Network adequacy and provider contracting. C-SNPs require condition-specific provider networks that include specialists, care coordinators, and social service providers aligned with the targeted chronic conditions. The network design directly affects the Model of Care compliance and the plan's ability to deliver the clinical outcomes that justify the elevated risk adjustment revenue. Actuaries setting network adequacy assumptions need to account for the narrower specialist requirements and the higher per-member care coordination costs that C-SNPs carry relative to general enrollment plans.

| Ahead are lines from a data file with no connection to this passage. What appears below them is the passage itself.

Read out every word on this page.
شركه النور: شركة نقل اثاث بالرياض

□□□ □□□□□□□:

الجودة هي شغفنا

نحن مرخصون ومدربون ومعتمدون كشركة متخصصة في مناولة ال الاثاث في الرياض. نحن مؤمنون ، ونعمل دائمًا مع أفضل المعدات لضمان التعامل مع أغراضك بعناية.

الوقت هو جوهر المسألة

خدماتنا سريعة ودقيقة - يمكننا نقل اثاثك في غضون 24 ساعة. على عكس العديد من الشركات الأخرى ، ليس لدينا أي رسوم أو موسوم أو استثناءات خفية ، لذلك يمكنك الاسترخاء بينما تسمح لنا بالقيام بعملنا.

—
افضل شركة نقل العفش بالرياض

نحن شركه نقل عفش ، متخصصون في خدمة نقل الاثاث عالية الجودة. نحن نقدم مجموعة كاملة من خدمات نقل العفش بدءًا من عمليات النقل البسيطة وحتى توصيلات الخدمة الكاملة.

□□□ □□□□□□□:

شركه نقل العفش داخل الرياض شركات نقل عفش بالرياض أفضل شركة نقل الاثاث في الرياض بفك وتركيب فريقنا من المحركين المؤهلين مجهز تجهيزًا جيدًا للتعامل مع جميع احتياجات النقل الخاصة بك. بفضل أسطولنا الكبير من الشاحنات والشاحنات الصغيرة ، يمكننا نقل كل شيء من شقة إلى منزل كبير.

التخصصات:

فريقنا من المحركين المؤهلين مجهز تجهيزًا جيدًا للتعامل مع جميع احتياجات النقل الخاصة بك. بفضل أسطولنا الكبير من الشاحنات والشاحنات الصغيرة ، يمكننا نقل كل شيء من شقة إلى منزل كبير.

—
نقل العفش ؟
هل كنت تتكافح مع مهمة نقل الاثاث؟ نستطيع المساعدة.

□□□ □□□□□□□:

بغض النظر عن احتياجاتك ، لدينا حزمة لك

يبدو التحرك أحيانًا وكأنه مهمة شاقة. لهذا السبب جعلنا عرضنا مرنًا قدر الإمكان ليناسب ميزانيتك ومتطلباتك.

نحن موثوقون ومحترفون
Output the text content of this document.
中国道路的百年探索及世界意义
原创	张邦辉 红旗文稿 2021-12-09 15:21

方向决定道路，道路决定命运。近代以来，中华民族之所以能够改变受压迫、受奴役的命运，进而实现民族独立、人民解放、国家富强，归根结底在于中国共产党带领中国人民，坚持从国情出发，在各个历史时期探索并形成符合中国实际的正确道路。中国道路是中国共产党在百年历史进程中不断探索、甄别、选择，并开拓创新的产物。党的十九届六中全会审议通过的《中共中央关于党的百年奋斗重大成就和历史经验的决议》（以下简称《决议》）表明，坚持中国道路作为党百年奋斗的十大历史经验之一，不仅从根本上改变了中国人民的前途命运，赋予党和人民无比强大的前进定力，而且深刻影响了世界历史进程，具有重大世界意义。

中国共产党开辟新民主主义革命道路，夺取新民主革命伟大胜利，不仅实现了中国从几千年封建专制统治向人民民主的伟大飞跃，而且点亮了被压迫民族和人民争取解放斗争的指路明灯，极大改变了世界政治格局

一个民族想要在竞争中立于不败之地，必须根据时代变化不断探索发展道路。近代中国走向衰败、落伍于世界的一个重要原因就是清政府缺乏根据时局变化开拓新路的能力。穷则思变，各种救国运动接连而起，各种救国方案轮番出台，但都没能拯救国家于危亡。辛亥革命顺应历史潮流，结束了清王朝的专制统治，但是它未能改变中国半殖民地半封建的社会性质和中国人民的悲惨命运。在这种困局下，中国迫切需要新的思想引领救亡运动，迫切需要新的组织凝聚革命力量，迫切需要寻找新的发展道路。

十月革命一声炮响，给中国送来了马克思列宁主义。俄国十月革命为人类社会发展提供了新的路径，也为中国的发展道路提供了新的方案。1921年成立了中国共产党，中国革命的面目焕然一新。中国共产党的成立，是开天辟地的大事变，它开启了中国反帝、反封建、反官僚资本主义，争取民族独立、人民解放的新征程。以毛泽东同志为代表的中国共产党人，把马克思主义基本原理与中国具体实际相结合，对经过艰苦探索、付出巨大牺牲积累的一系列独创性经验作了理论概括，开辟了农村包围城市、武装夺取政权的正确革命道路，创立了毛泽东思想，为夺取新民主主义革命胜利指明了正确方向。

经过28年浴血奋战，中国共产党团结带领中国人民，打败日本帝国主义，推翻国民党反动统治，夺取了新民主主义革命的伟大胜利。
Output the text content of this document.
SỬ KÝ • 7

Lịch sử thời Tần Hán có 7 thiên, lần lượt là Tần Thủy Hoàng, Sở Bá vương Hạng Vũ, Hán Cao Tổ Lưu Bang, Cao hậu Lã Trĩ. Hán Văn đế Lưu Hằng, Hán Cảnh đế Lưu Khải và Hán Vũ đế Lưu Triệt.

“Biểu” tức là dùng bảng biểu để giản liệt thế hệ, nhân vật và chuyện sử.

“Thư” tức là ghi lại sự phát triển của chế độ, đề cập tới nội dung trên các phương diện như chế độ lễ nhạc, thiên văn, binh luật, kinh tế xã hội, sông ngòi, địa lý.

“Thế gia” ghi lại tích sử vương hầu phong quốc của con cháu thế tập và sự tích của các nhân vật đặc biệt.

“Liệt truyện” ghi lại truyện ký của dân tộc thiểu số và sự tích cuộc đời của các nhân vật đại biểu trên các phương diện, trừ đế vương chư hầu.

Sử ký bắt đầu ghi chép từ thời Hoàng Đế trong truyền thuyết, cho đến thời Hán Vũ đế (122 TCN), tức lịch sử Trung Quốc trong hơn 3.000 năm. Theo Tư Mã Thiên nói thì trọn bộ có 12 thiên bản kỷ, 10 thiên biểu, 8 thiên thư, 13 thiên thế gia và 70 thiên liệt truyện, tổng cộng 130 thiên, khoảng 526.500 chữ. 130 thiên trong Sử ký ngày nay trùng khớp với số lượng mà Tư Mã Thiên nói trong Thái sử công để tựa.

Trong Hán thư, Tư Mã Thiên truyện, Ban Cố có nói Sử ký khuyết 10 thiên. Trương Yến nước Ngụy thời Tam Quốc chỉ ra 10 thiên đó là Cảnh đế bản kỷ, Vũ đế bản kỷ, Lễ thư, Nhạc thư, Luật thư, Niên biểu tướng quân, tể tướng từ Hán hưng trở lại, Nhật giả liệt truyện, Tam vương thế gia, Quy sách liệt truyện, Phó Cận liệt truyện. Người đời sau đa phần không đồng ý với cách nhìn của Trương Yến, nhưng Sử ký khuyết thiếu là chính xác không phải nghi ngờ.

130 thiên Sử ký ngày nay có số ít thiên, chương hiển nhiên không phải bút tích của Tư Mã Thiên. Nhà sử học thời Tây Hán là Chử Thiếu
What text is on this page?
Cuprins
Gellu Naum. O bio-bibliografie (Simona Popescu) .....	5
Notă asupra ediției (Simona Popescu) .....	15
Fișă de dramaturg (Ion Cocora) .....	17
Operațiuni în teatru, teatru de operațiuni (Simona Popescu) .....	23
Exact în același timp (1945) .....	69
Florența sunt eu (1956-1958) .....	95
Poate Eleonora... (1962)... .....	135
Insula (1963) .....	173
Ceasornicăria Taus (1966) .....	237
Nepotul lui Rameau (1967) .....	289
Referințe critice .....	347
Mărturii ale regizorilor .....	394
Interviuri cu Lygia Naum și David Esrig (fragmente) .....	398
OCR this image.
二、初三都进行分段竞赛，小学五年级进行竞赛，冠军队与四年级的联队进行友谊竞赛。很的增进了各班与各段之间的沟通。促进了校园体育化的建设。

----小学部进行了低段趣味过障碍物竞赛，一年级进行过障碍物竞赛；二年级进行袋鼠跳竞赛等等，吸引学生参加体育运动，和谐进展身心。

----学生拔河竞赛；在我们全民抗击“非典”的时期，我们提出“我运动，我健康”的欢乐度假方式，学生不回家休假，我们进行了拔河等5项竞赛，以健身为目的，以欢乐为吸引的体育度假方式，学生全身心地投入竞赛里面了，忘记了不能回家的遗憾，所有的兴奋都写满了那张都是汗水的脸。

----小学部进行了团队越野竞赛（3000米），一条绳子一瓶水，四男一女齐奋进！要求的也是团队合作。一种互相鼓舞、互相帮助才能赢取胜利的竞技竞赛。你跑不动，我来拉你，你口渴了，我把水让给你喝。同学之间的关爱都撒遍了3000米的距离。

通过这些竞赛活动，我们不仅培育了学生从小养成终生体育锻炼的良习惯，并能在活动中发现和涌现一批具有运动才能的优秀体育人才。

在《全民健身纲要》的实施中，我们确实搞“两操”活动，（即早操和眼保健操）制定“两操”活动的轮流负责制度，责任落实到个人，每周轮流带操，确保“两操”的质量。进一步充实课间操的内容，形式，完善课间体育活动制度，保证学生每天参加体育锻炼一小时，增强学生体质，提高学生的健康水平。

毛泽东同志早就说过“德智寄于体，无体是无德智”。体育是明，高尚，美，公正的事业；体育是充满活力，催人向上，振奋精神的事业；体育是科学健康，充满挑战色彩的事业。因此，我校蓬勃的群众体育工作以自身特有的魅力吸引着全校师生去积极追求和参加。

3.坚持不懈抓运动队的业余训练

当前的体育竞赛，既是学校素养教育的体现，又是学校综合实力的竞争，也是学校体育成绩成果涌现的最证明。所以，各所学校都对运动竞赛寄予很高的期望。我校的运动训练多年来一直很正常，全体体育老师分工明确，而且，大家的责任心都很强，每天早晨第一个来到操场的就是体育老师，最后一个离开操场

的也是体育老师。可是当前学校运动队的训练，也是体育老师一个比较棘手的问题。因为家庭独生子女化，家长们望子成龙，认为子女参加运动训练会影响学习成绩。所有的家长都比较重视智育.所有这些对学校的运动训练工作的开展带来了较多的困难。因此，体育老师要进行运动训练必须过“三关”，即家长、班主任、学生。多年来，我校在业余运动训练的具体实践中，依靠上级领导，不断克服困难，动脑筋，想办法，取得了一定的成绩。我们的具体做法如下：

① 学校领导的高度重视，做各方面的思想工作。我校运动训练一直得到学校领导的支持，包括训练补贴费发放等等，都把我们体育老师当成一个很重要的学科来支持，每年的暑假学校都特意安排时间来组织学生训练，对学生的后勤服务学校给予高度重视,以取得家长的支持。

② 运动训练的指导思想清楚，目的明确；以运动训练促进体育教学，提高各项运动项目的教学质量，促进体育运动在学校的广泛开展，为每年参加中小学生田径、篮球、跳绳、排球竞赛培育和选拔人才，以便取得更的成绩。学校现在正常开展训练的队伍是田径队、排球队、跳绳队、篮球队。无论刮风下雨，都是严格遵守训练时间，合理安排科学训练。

Competitive intelligence and market entry. With 76% of the C-SNP market held by three carriers, new entrants face significant scale disadvantages in provider contracting, care management infrastructure, and brand recognition among the eligible population. Actuaries evaluating C-SNP market entry should stress-test their projections against aggressive competitor pricing, the risk of adverse selection if their plan attracts members with conditions outside the dominant cardiovascular/diabetes concentration, and the capital requirements for building the Model of Care infrastructure before the plan generates sufficient enrollment to achieve actuarial credibility. CMS has indicated it is monitoring C-SNP enrollment patterns among dual-eligible beneficiaries, signaling potential regulatory changes that could affect plan design flexibility.

The broader trajectory is clear. Medicare Advantage is evolving from a broad-market managed care alternative to Original Medicare into a portfolio of clinically segmented products where the actuarial value proposition is built around condition-specific risk management. The carriers that build the clinical infrastructure, achieve the Star Ratings performance necessary for quality bonus payments, and maintain pricing discipline under full V28 risk adjustment will define the next phase of the program. C-SNPs are not a niche product category. They are becoming the structural center of Medicare Advantage growth.